Endlich ist Ross bereit, seiner Artis zu folgen und bittet Jeffrey erneut, ihn auf seinen letzten Weg zur "Konvergenz" nach Mittelasien zu begleiten. Das tut der Sohn, nachdem er Emma verliert. Denn Stak ist verschwunden und daran zerbricht auch die Beziehung zu Jeffrey. Später, schon in Mittelasien im "Kryo-Totentempel" klärt sich unerwartet, wohin Stak ging: In einem Video ist - nahezu in Echtzeit zu sehen - wie Stak als Soldat im Ukraine-Krieg erschossen wird!
Bis auf einen einseitigen, kurzen Nachsatz endet damit der Text: Der alte Milliardär geht ein in die (vermeintliche) eisige Unsterblichkeit, während der lebenshungrige, ukrainisch-amerikanische Junge im Krieg als einer von vielen umkommt. Ein weiteres Universum nebenbei ausgelöscht.
Dieses wirbelnde Chaos, die katastrophale Gewalt, des Menschen gegen den Menschen und des Menschen gegen die Natur, durchzieht den gesamten Roman. Wenn man sich das Werk DeLillos ansieht, kann man darin einen gewissen roten Faden erkennen: Das Thema "Katastrophe" bewegt den Schriftsteller dauerhaft. In der italienischen Wikipedia-Beitrag zum Roman heißt es (im April 2023) sinngemäß: "Das Thema der Katastrophe ... erreicht in Zero K einen Punkt, an dem es kein Zurück mehr gibt, da das Projekt der Überwindung der Sterblichkeit den Willen impliziert, die Beziehung zur Zeit, zur religiösen Dimension, zu jeder Art von sozialer Beziehung oder kultureller Ausarbeitung und sogar zur Kommunikation neu zu definieren und zu kennzeichnen. Es ist daher kein Zufall, dass die ständigen Bewohner der Konvergenz eine neue Form der Kommunikation jenseits der natürlichen Sprache entwickeln."

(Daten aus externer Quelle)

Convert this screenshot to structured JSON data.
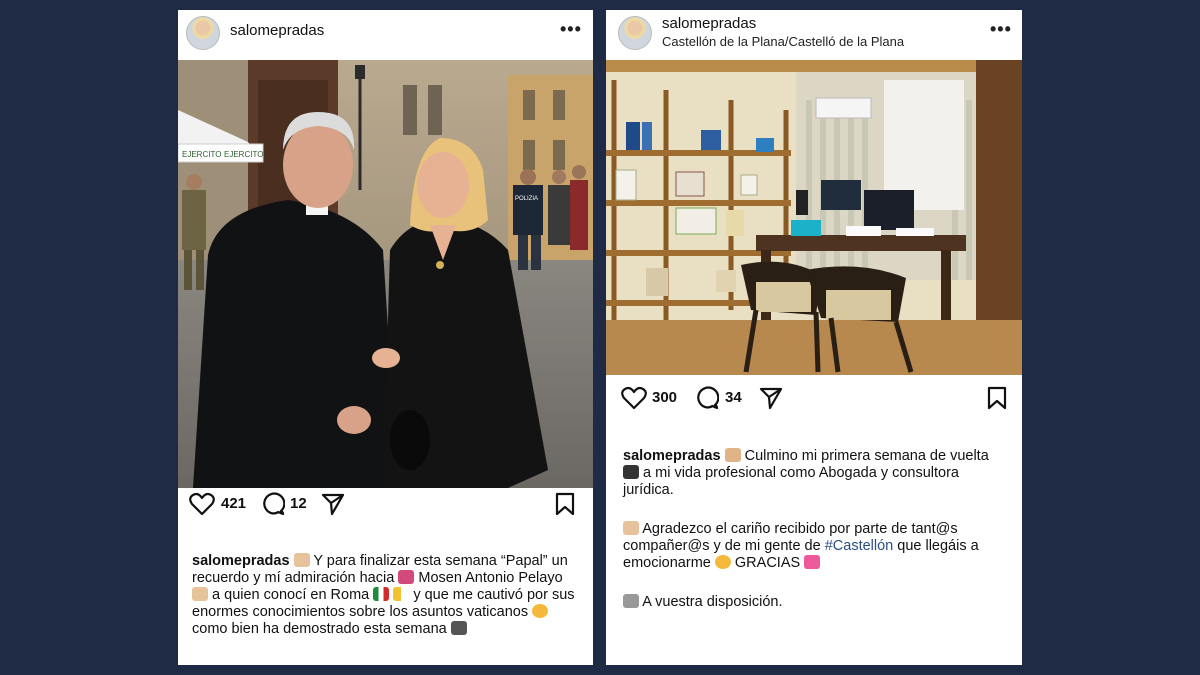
{
  "posts": [
    {
      "username": "salomepradas",
      "more_icon": "more-horizontal-icon",
      "likes": "421",
      "comments": "12",
      "caption": {
        "user": "salomepradas",
        "parts": [
          "Y para finalizar esta semana “Papal” un recuerdo y mí admiración hacia",
          "Mosen Antonio Pelayo",
          "a quien conocí en Roma",
          "y que  me cautivó por sus enormes conocimientos sobre los asuntos vaticanos",
          "como bien ha demostrado esta semana"
        ]
      },
      "photo_signs": {
        "tent_sign": "EJERCITO",
        "tent_sign2": "EJERCITO",
        "police": "POLIZIA"
      }
    },
    {
      "username": "salomepradas",
      "location": "Castellón de la Plana/Castelló de la Plana",
      "more_icon": "more-horizontal-icon",
      "likes": "300",
      "comments": "34",
      "caption": {
        "user": "salomepradas",
        "line1": "Culmino mi primera semana de vuelta",
        "line1b": "a mi vida profesional como Abogada y consultora jurídica.",
        "para2a": "Agradezco el cariño recibido por parte de tant@s compañer@s y de mi gente de",
        "hashtag": "#Castellón",
        "para2b": "que llegáis a emocionarme",
        "para2c": "GRACIAS",
        "para3": "A vuestra disposición."
      }
    }
  ],
  "colors": {
    "background": "#1f2a44",
    "card": "#ffffff",
    "hashtag": "#2c4f80"
  }
}
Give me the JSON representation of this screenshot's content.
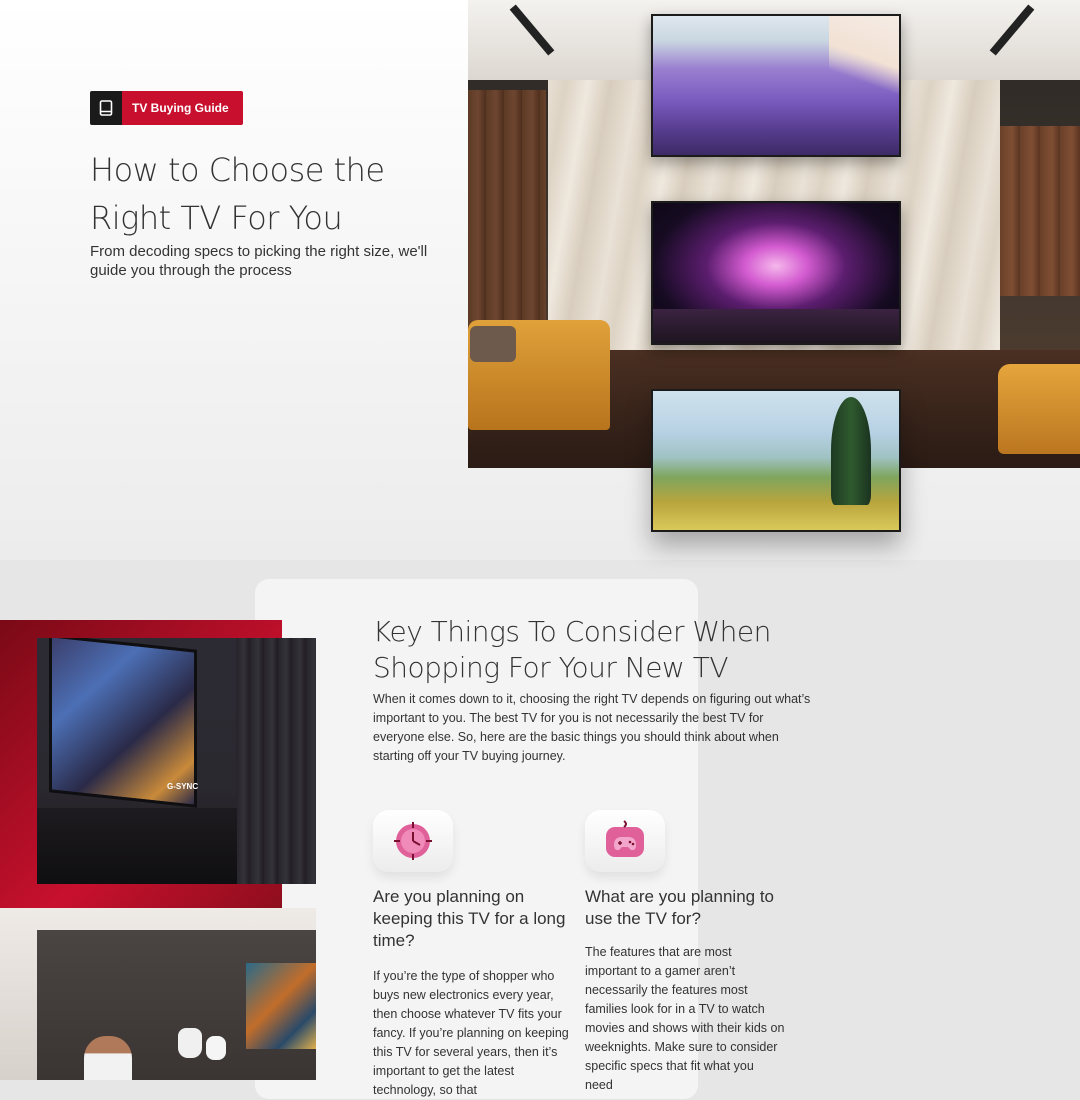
{
  "hero": {
    "badge_icon": "book-icon",
    "badge_label": "TV Buying Guide",
    "title": "How to Choose the Right TV For You",
    "subtitle": "From decoding specs to picking the right size, we'll guide you through the process"
  },
  "key_section": {
    "title": "Key Things To Consider When Shopping For Your New TV",
    "description": "When it comes down to it, choosing the right TV depends on figuring out what’s important to you. The best TV for you is not necessarily the best TV for everyone else. So, here are the basic things you should think about when starting off your TV buying journey.",
    "gaming_photo_text": "G-SYNC",
    "features": [
      {
        "icon": "clock-icon",
        "title": "Are you planning on keeping this TV for a long time?",
        "body": "If you’re the type of shopper who buys new electronics every year, then choose whatever TV fits your fancy. If you’re planning on keeping this TV for several years, then it’s important to get the latest technology, so that"
      },
      {
        "icon": "gamepad-icon",
        "title": "What are you planning to use the TV for?",
        "body": "The features that are most important to a gamer aren’t necessarily the features most families look for in a TV to watch movies and shows with their kids on weeknights. Make sure to consider specific specs that fit what you need"
      }
    ]
  },
  "colors": {
    "brand_red": "#c8102e",
    "icon_pink": "#e0609a"
  }
}
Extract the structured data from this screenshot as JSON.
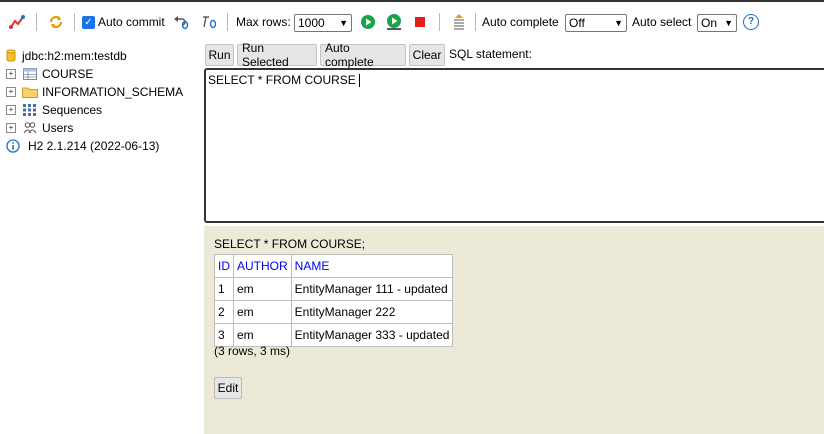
{
  "toolbar": {
    "auto_commit_label": "Auto commit",
    "max_rows_label": "Max rows:",
    "max_rows_value": "1000",
    "auto_complete_label": "Auto complete",
    "auto_complete_value": "Off",
    "auto_select_label": "Auto select",
    "auto_select_value": "On",
    "help_glyph": "?",
    "icons": [
      "disconnect-icon",
      "refresh-icon",
      "rollback-icon",
      "commit-icon",
      "run-icon",
      "run-selected-icon",
      "stop-icon",
      "history-icon",
      "help-icon"
    ],
    "colors": {
      "run": "#1aa34a",
      "stop": "#e02020",
      "accent": "#1f6fc5"
    }
  },
  "tree": {
    "connection": "jdbc:h2:mem:testdb",
    "items": [
      {
        "label": "COURSE",
        "icon": "table-icon"
      },
      {
        "label": "INFORMATION_SCHEMA",
        "icon": "folder-icon"
      },
      {
        "label": "Sequences",
        "icon": "sequences-icon"
      },
      {
        "label": "Users",
        "icon": "users-icon"
      }
    ],
    "version": "H2 2.1.214 (2022-06-13)"
  },
  "buttons": {
    "run": "Run",
    "run_selected": "Run Selected",
    "auto_complete": "Auto complete",
    "clear": "Clear"
  },
  "sql_label": "SQL statement:",
  "editor_text": "SELECT * FROM COURSE",
  "result": {
    "statement": "SELECT * FROM COURSE;",
    "columns": [
      "ID",
      "AUTHOR",
      "NAME"
    ],
    "rows": [
      [
        "1",
        "em",
        "EntityManager 111 - updated"
      ],
      [
        "2",
        "em",
        "EntityManager 222"
      ],
      [
        "3",
        "em",
        "EntityManager 333 - updated"
      ]
    ],
    "row_count": "(3 rows, 3 ms)",
    "edit_label": "Edit"
  }
}
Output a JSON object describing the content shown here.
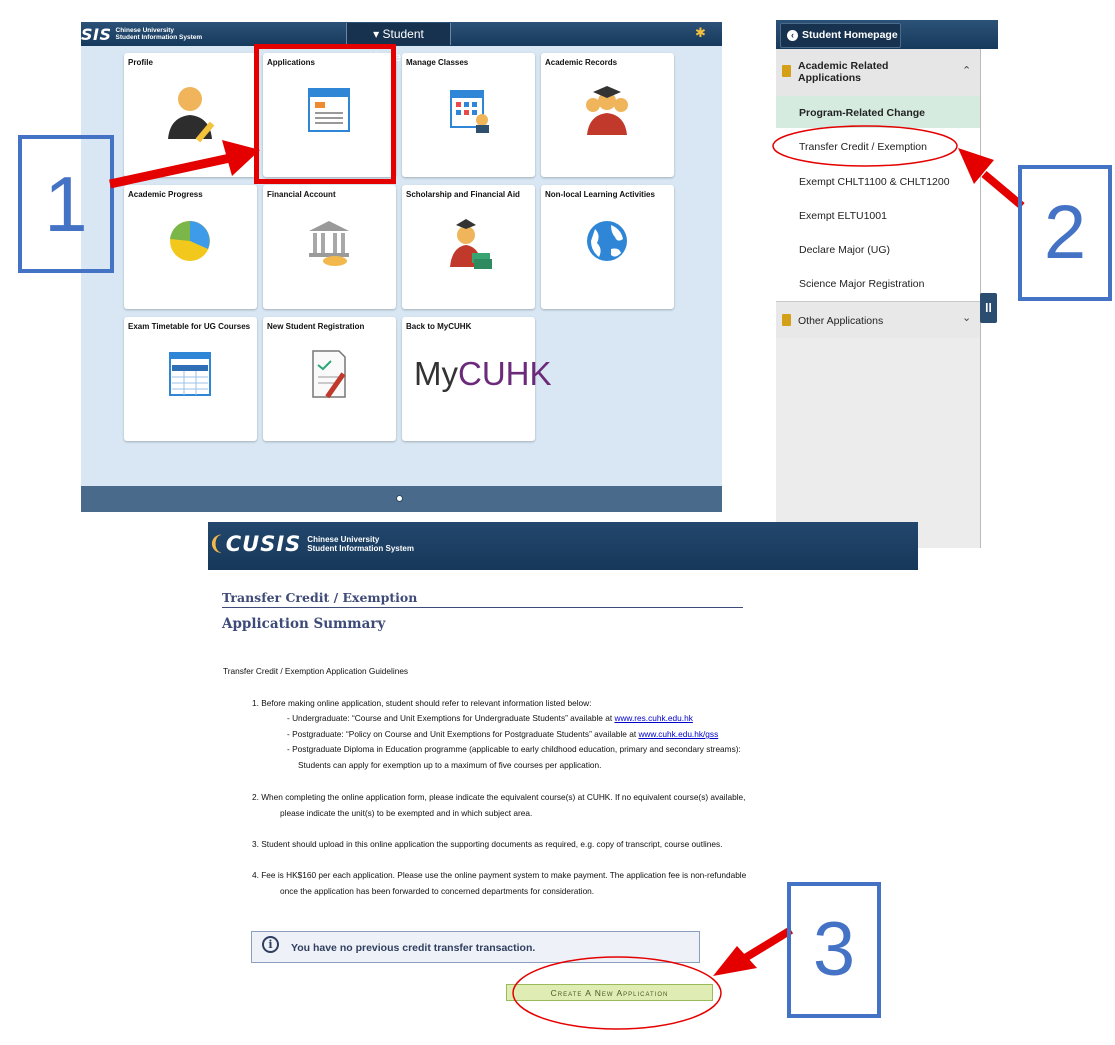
{
  "homepage": {
    "logo_big": "SIS",
    "logo_line1": "Chinese University",
    "logo_line2": "Student Information System",
    "nav_title": "▾ Student Homepage",
    "tiles": [
      {
        "label": "Profile"
      },
      {
        "label": "Applications"
      },
      {
        "label": "Manage Classes"
      },
      {
        "label": "Academic Records"
      },
      {
        "label": "Academic Progress"
      },
      {
        "label": "Financial Account"
      },
      {
        "label": "Scholarship and Financial Aid"
      },
      {
        "label": "Non-local Learning Activities"
      },
      {
        "label": "Exam Timetable for UG Courses"
      },
      {
        "label": "New Student Registration"
      },
      {
        "label": "Back to MyCUHK"
      }
    ],
    "mycuhk_my": "My",
    "mycuhk_cuhk": "CUHK"
  },
  "steps": [
    "1",
    "2",
    "3"
  ],
  "sidebar": {
    "back_label": "Student Homepage",
    "group1": "Academic Related Applications",
    "items": [
      "Program-Related Change",
      "Transfer Credit / Exemption",
      "Exempt CHLT1100 & CHLT1200",
      "Exempt ELTU1001",
      "Declare Major (UG)",
      "Science Major Registration"
    ],
    "group2": "Other Applications",
    "pause_icon": "ll"
  },
  "summary": {
    "logo_big": "CUSIS",
    "logo_line1": "Chinese University",
    "logo_line2": "Student Information System",
    "title": "Transfer Credit / Exemption",
    "subtitle": "Application Summary",
    "guidelines_title": "Transfer Credit / Exemption Application Guidelines",
    "g1": "1. Before making online application, student should refer to relevant information listed below:",
    "g1a_pre": "- Undergraduate: “Course and Unit Exemptions for Undergraduate Students” available at ",
    "g1a_link": "www.res.cuhk.edu.hk",
    "g1b_pre": "- Postgraduate: “Policy on Course and Unit Exemptions for Postgraduate Students” available at ",
    "g1b_link": "www.cuhk.edu.hk/gss",
    "g1c_l1": "- Postgraduate Diploma in Education programme (applicable to early childhood education, primary and secondary streams):",
    "g1c_l2": "Students can apply for exemption up to a maximum of five courses per application.",
    "g2_l1": "2. When completing the online application form, please indicate the equivalent course(s) at CUHK. If no equivalent course(s) available,",
    "g2_l2": "please indicate the unit(s) to be exempted and in which subject area.",
    "g3": "3. Student should upload in this online application the supporting documents as required, e.g. copy of transcript, course outlines.",
    "g4_l1": "4. Fee is HK$160 per each application. Please use the online payment system to make payment. The application fee is non-refundable",
    "g4_l2": "once the application has been forwarded to concerned departments for consideration.",
    "notice": "You have no previous credit transfer transaction.",
    "create_button": "Create A New Application",
    "info_icon": "i"
  }
}
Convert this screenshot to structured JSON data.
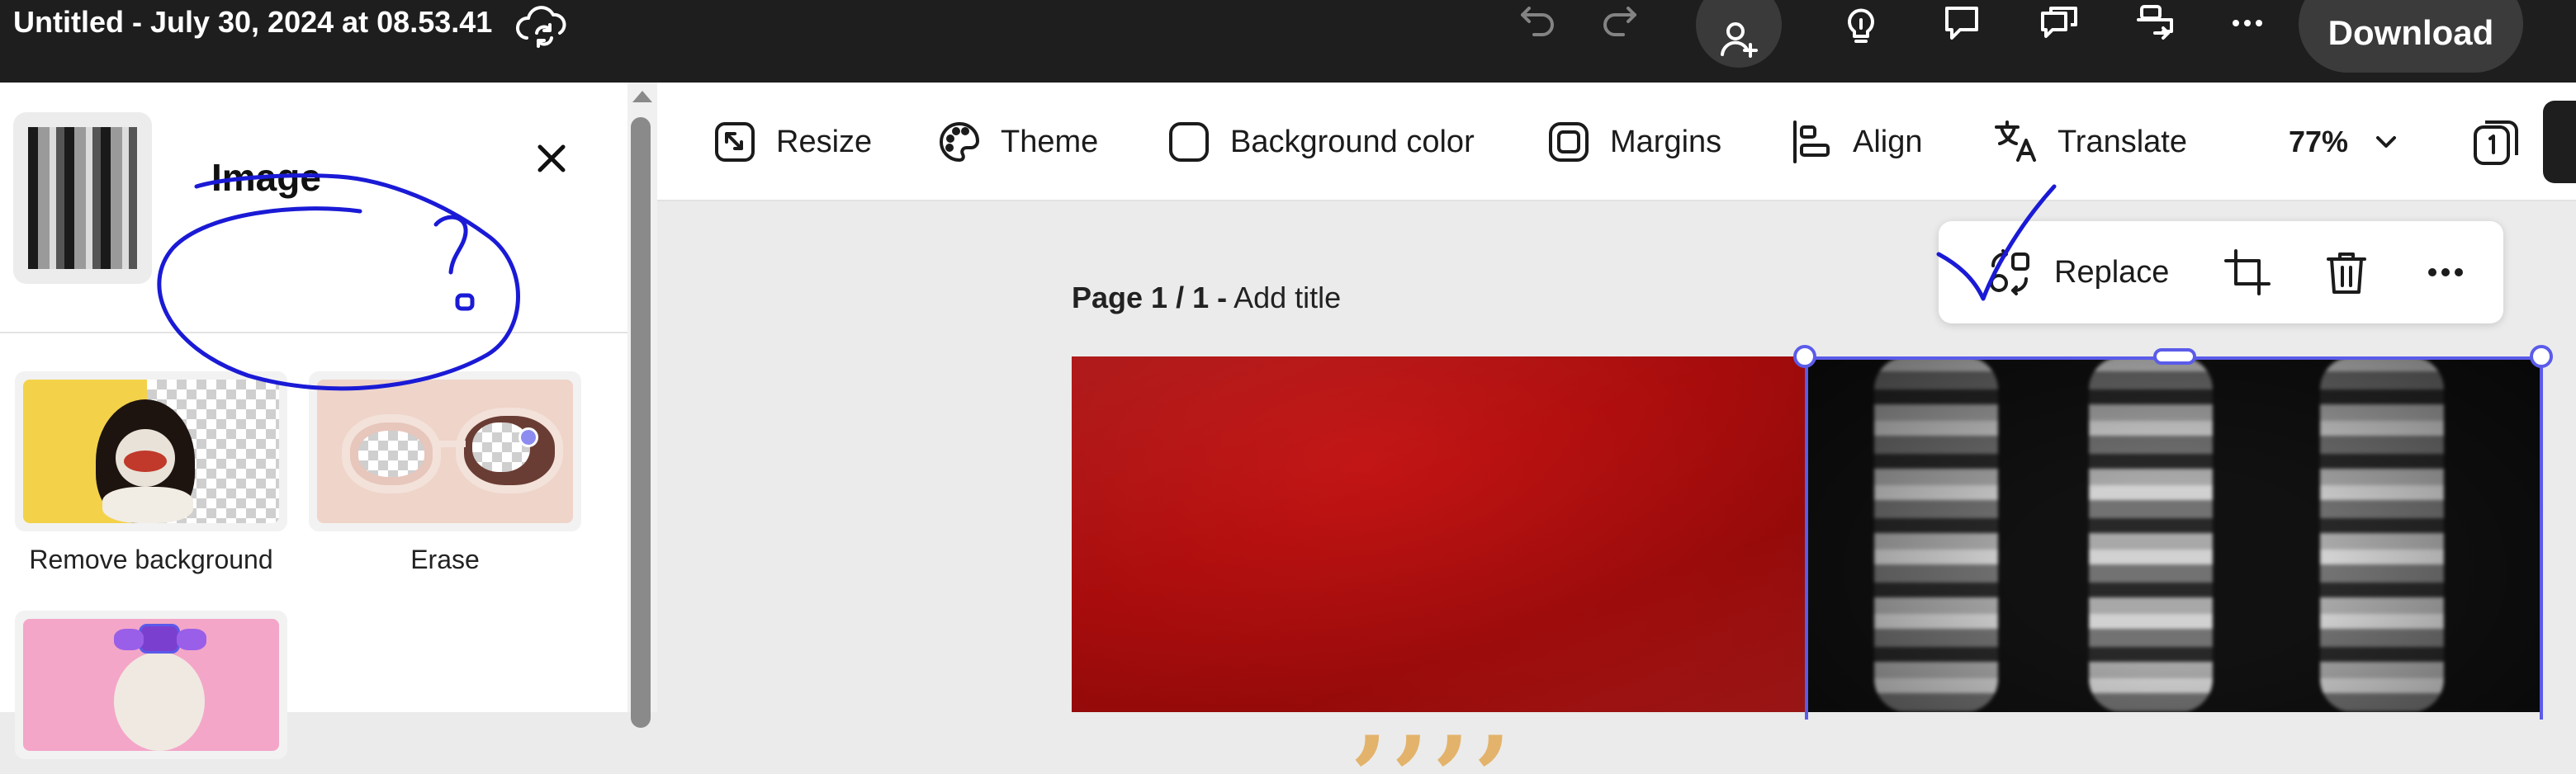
{
  "topbar": {
    "doc_title": "Untitled - July 30, 2024 at 08.53.41",
    "download_label": "Download",
    "icons": [
      "cloud-sync-icon",
      "undo-icon",
      "redo-icon",
      "invite-user-icon",
      "lightbulb-icon",
      "comment-icon",
      "chat-icon",
      "share-icon",
      "more-icon"
    ]
  },
  "panel": {
    "title": "Image",
    "tiles": [
      {
        "label": "Remove background"
      },
      {
        "label": "Erase"
      },
      {
        "label": ""
      }
    ]
  },
  "toolbar": {
    "tools": [
      {
        "label": "Resize",
        "icon": "resize-icon"
      },
      {
        "label": "Theme",
        "icon": "palette-icon"
      },
      {
        "label": "Background color",
        "icon": "background-color-icon"
      },
      {
        "label": "Margins",
        "icon": "margins-icon"
      },
      {
        "label": "Align",
        "icon": "align-icon"
      },
      {
        "label": "Translate",
        "icon": "translate-icon"
      }
    ],
    "zoom": "77%"
  },
  "canvas": {
    "page_number": "Page 1 / 1 -",
    "add_title": "Add title",
    "context_menu": {
      "replace_label": "Replace"
    }
  },
  "colors": {
    "topbar": "#1e1e1e",
    "selection": "#5b5bea",
    "annotation_ink": "#1a1ad6",
    "page_red": "#b00d0d",
    "accent_gold": "#e3b36b"
  }
}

Auf der letzten Seite schildert Jeff, wie er in einem Bus durchs morgendliche New York fahrend ein offenbar geistig behindertes Kind beobachtet: Makrozephalie. Mit diesem Jungen teilt er das erhabene Gefühl beim Anblick der aufgehenden Sonne. Das kann man als "einstürzenden Himmel" wahrnehmen ... Oder als staunenerregende, enge Berührung von Erde und Sonne. Jeffrey erkennt: " Ich brauchte das Himmelslicht nicht. Ich hatte die [erfreut-ehrfürchtigen] Schreie des Jungen, sein Staunen."